3 - Determinar que o GT ABS é presidido pelo Instituto da Conservação da Natureza e das Florestas, I. P. (ICNF, I. P.), integrando representantes desta e das seguintes entidades:
a) Autoridade Tributária e Aduaneira;
b) Direção-Geral de Política Externa;
c) Instituto de Investigação Científica Tropical, I. P.;
d) Marinha Portuguesa;
e) Autoridade Marítima Nacional;
f) Guarda Nacional Republicana;
g) Instituto Nacional da Propriedade Industrial, I. P.;
h) Direção-Geral das Atividades Económicas;
i) Autoridade de Segurança Alimentar e Económica;
j) Inspeção-Geral dos Ministérios do Ambiente, Ordenamento do Território e Energia e da Agricultura e do Mar;
k) Agência Portuguesa do Ambiente, I. P.;
l) Direção-Geral de Alimentação e Veterinária;
m) Direção-Geral de Agricultura e Desenvolvimento Rural;
n) Direção-Geral de Recursos Naturais, Segurança e Serviços Marítimos;
o) Instituto Português do Mar e da Atmosfera, I. P.;
p) Instituto Nacional de Investigação Agrária e Veterinária;
q) Inspeção-Geral da Educação e Ciência;
r) Fundação para a Ciência e a Tecnologia, I. P.;
s) INFARMED - Autoridade Nacional do Medicamento e Produtos de Saúde, I. P.;
t) Governo Regional dos Açores;
u) Governo Regional da Madeira.
4 - Determinar que o GT ABS funciona junto do ICNF, I. P., que assegura o respetivo apoio logístico.
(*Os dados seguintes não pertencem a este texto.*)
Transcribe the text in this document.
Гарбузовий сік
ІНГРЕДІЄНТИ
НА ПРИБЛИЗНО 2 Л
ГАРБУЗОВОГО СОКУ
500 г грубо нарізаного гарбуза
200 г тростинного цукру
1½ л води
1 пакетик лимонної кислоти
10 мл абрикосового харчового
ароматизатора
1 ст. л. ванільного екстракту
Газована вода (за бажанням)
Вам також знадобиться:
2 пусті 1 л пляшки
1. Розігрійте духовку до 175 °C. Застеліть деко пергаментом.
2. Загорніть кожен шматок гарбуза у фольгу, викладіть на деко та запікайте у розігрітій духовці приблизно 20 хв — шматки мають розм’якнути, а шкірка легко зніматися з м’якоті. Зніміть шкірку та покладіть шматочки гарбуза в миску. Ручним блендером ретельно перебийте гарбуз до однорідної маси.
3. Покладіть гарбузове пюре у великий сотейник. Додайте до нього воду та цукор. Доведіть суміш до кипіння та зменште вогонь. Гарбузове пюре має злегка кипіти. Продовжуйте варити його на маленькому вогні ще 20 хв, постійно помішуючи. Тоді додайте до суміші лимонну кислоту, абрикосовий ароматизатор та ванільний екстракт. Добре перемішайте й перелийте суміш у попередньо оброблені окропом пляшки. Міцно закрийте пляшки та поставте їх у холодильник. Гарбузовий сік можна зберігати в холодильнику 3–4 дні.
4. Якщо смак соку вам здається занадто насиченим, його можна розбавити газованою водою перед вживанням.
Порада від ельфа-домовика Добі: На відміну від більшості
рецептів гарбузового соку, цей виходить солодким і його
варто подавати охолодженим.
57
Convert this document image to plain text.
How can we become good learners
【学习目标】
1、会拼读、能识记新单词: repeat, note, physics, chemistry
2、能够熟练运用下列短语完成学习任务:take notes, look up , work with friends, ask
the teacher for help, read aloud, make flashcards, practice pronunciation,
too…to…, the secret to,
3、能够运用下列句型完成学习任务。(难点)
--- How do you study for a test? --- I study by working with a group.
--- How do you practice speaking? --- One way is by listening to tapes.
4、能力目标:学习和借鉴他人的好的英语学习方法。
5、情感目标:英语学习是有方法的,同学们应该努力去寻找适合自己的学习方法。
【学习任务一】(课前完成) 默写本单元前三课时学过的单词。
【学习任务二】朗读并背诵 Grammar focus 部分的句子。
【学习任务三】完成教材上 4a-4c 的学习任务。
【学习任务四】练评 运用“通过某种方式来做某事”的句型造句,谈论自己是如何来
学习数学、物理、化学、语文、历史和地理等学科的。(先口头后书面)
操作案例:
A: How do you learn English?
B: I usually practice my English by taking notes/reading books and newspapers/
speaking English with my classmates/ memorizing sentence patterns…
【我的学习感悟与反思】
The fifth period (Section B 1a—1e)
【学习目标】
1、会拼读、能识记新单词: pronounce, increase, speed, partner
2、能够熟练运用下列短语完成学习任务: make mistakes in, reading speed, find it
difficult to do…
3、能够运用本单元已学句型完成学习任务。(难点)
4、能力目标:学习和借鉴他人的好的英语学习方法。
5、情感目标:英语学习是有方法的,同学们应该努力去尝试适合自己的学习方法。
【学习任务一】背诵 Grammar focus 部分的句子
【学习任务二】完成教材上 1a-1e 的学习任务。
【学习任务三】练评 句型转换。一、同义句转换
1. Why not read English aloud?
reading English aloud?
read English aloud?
5 - Determinar que as entidades referidas no n.º 3 indicam ao ICNF, I. P., os seus representantes no prazo de 10 dias a contar da publicação da presente resolução.
6 - Estabelecer que a atividade dos representantes que integram o GT ABS não é remunerada.
7 - Estabelecer que o mandato GT ABS tem início com a entrada em vigor da presente resolução, devendo a conclusão dos respetivos trabalhos ocorrer até 31 de março de 2015.
8 - Determinar a apresentação, pelo GT ABS, ao membro do Governo responsável pela área da conservação da natureza:
a) De um relatório intercalar, até 31 de dezembro de 2014;
b) De um relatório final, no prazo máximo de um mês após a conclusão dos trabalhos.
Presidência do Conselho de Ministros, 17 de julho de 2014. - O Primeiro-Ministro, Pedro Passos Coelho.